Data

The ml/data/ directory contains the two datasets used for training and evaluating the Isolation Forest model. Both files are Suricata eve.json logs captured directly from the virtual laboratory.

ml/data/
├── attacks.json   # Network traffic captured during attack session
└── benign.json    # Network traffic captured during normal session

Git LFS

Both .json files are tracked via Git Large File Storage (LFS) due to their size. After cloning, run git lfs pull to download them if they are not present.

benign.json

Property	Value
Purpose	Train the model
Events	~240 records
Source	Normal lab traffic (no attacks running)
Event types	`dns`, `flow`, `http`, `fileinfo`, `anomaly`, `smtp`

This file is the sole input used for training. Because Isolation Forest is an unsupervised anomaly detection algorithm, it only needs to see examples of normal behaviour to learn. Any traffic that significantly deviates from the baseline is later flagged as suspicious.

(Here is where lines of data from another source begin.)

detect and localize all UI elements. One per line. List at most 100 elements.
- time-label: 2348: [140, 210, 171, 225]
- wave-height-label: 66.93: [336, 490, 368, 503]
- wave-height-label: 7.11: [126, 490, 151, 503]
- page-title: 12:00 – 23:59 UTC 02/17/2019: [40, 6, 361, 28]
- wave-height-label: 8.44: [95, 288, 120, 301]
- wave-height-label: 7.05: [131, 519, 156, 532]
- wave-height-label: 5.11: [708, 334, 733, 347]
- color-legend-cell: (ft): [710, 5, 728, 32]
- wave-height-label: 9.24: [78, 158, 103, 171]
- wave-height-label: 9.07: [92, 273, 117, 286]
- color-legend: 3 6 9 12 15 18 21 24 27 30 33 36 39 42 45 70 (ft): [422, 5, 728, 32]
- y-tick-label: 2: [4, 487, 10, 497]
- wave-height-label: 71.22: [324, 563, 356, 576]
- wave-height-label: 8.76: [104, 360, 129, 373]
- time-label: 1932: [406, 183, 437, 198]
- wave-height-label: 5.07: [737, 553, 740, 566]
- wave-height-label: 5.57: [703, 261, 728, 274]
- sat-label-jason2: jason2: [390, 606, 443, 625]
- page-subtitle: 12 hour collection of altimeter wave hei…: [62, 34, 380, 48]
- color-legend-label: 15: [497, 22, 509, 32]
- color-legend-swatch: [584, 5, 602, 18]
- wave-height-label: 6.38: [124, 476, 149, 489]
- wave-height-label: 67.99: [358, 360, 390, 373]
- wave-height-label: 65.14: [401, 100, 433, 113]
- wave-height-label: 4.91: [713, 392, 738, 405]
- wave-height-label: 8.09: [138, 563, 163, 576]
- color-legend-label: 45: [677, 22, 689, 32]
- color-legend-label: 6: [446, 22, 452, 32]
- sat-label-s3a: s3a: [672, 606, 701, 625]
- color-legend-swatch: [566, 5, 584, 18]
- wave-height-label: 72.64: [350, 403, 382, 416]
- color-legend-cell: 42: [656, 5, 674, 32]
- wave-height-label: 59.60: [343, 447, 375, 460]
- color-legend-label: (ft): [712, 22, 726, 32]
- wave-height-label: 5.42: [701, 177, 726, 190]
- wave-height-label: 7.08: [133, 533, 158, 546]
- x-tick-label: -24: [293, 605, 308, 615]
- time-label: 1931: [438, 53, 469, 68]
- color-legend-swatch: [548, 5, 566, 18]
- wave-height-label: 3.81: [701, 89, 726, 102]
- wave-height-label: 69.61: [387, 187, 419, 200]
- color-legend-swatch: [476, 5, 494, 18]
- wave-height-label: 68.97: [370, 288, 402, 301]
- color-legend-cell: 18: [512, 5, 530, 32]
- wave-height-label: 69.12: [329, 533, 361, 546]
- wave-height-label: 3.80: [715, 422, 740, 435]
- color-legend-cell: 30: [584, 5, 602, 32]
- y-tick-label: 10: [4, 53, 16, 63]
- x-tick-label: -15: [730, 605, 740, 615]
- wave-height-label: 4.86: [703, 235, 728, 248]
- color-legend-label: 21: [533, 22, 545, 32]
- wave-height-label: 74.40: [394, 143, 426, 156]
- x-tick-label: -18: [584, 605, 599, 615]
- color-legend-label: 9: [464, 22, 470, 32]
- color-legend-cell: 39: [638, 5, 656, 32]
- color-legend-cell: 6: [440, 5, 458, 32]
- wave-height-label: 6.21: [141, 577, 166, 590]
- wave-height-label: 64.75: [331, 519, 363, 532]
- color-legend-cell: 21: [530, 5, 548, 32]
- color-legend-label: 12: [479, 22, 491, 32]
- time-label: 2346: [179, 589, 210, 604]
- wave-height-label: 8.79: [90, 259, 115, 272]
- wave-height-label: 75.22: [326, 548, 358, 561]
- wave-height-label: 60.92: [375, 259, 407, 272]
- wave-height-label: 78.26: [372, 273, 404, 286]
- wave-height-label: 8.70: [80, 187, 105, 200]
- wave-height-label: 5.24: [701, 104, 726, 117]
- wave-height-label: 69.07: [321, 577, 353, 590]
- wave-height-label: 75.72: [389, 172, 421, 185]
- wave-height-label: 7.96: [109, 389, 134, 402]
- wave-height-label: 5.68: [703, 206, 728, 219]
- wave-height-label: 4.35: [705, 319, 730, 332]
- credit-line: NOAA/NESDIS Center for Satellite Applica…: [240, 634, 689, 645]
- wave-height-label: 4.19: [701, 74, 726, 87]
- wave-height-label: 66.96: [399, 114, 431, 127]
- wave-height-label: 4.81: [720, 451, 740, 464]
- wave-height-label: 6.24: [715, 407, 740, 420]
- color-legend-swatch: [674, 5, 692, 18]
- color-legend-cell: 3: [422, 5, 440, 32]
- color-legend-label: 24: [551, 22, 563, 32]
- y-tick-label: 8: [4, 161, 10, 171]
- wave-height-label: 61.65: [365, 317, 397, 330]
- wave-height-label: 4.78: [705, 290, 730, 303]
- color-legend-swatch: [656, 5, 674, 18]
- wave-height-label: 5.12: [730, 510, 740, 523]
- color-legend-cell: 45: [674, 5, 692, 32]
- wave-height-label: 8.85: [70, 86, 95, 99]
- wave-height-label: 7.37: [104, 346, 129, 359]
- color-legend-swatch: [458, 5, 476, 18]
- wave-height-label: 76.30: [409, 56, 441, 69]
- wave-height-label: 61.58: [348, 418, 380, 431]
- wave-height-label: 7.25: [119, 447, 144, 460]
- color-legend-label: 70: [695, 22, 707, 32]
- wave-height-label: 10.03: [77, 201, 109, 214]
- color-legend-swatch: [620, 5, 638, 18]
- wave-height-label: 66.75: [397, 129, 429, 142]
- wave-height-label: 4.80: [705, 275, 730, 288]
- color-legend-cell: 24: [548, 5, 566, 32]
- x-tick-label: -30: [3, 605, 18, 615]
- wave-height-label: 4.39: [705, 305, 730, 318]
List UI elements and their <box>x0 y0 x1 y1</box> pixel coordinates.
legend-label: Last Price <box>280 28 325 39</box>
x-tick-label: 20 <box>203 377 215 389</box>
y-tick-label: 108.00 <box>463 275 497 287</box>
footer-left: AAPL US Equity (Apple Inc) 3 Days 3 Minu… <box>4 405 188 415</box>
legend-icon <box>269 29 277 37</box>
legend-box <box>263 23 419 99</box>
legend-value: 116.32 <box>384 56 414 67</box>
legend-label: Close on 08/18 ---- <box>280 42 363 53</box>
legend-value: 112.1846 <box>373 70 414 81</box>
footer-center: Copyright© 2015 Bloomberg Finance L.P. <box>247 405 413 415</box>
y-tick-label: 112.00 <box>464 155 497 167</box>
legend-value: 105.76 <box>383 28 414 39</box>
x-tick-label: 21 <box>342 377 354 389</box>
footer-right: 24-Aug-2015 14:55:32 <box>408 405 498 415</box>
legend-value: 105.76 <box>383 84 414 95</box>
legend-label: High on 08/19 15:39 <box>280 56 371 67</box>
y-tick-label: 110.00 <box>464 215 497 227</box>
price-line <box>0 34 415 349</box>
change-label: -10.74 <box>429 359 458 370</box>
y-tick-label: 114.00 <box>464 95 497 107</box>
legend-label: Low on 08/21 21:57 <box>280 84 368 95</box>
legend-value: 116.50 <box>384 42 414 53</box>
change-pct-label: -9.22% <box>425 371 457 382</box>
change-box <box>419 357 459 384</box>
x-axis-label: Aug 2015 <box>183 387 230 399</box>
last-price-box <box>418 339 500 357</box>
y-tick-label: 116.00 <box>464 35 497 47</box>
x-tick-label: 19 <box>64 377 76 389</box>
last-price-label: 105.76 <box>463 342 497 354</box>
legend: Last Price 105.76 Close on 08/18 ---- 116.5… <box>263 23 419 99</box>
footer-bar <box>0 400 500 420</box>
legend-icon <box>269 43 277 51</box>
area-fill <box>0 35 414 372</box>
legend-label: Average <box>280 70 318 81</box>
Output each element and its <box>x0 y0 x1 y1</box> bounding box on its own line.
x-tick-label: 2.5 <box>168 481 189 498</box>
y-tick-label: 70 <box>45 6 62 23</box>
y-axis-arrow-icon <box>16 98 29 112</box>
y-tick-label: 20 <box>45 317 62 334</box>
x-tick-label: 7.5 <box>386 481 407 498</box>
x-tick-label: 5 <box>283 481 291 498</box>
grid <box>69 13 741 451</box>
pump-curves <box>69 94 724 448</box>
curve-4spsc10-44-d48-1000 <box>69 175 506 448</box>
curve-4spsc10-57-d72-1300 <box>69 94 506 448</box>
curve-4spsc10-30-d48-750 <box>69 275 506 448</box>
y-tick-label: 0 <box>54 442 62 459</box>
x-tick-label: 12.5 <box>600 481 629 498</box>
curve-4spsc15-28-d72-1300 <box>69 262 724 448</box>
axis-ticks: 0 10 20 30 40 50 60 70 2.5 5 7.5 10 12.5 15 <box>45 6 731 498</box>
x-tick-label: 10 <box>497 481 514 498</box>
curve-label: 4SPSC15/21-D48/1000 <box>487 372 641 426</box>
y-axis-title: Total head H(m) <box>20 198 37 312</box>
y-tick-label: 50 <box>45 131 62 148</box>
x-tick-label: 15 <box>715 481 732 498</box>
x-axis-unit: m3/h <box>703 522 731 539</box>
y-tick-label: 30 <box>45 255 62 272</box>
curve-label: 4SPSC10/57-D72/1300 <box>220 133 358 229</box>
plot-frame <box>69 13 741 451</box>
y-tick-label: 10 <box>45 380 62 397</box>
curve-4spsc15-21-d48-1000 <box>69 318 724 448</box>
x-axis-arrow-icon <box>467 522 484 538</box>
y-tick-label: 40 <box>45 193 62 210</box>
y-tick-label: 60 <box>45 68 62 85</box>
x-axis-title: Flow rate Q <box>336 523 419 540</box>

Why only benign data for training?

The attacks.json file contains around 300.000 events, the vast majority of which are SYN flood packets. Training on that data would teach the model that DoS floods are normal. By training exclusively on the 240 benign events, the model learns what legitimate traffic looks like; everything else becomes suspect.

attacks.json

Property	Value
Purpose	Evaluate the trained model
Events	~300.000 records
Source	Lab traffic during simulated attacks
Attacks	TCP SYN flood (DoS), port scan (nmap), SSH brute force (hydra), Slowloris DoS, SMTP recon and relay abuse

The dominant event type is flow, representing the individual TCP connections generated by the SYN flood. The smaller portion: DNS, HTTP, SMTP, SSH, TLS, fileinfo events; corresponds to the other attack types.

Attack Event Breakdown

Event type	Count	Origin
`flow`	300.000	SYN flood DoS (hping3)
`dns`	100	Port scan / general DNS activity
`http`	50	Port scan / HTTP requests
`fileinfo`	50	File transfer events
`anomaly`	25	Protocol anomalies (Suricata)
`ssh`	25	SSH brute force (hydra)
`smtp`	15	SMTP reconnaissance
`tls`	5	TLS events

Data Origin

Both datasets were collected from the logwatch node inside the Containerlab topology. Suricata inspects all mirrored traffic and writes structured JSON events to:

/var/log/suricata/eve.json

The files were extracted manually from the container after running the respective traffic generation scripts:

[-] Dataset generation | Attacks only - Uses some of the attack scripts found in scripts/attacks/.
[+] Dataset generation | Benign traffic only - Normal lab activity (benign browsing, DNS queries, mail).

Event Format

Suricata writes one JSON object per line (JSON Lines format). Each event always contains a set of common fields, and then additional nested fields depending on the event type.

Example flow event (before processing):

{
   "timestamp":"2026-04-10T14:03:15.502440+0000",
   "flow_id":1099387108089453,
   "in_iface":"eth1",
   "event_type":"flow",
   "src_ip":"10.0.0.2",
   "src_port":38018,
   "dest_ip":"192.168.10.10",
   "dest_port":22,
   "proto":"TCP",
   "flow":{
      "pkts_toserver":2,
      "pkts_toclient":0,
      "bytes_toserver":128,
      "bytes_toclient":0,
      "start":"2026-04-10T13:58:36.548461+0000",
      "end":"2026-04-10T13:58:36.549139+0000",
      "age":0,
      "state":"new",
      "reason":"timeout",
      "alerted":false
   },
   "community_id":"1:T/hpCH2HdAaBxpHOZeIqbBSQwqo=",
   "tcp":{
      "tcp_flags":"06",
      "tcp_flags_ts":"06",
      "tcp_flags_tc":"00",
      "syn":true,
      "rst":true,
      "state":"syn_sent"
   }
}

After flattening (see Notebook – Step 1), the nested keys become flat column names: flow_pkts_toserver, flow_age, tcp_syn, etc. Fields that do not apply to a given event type become NaN and are later filled with 0.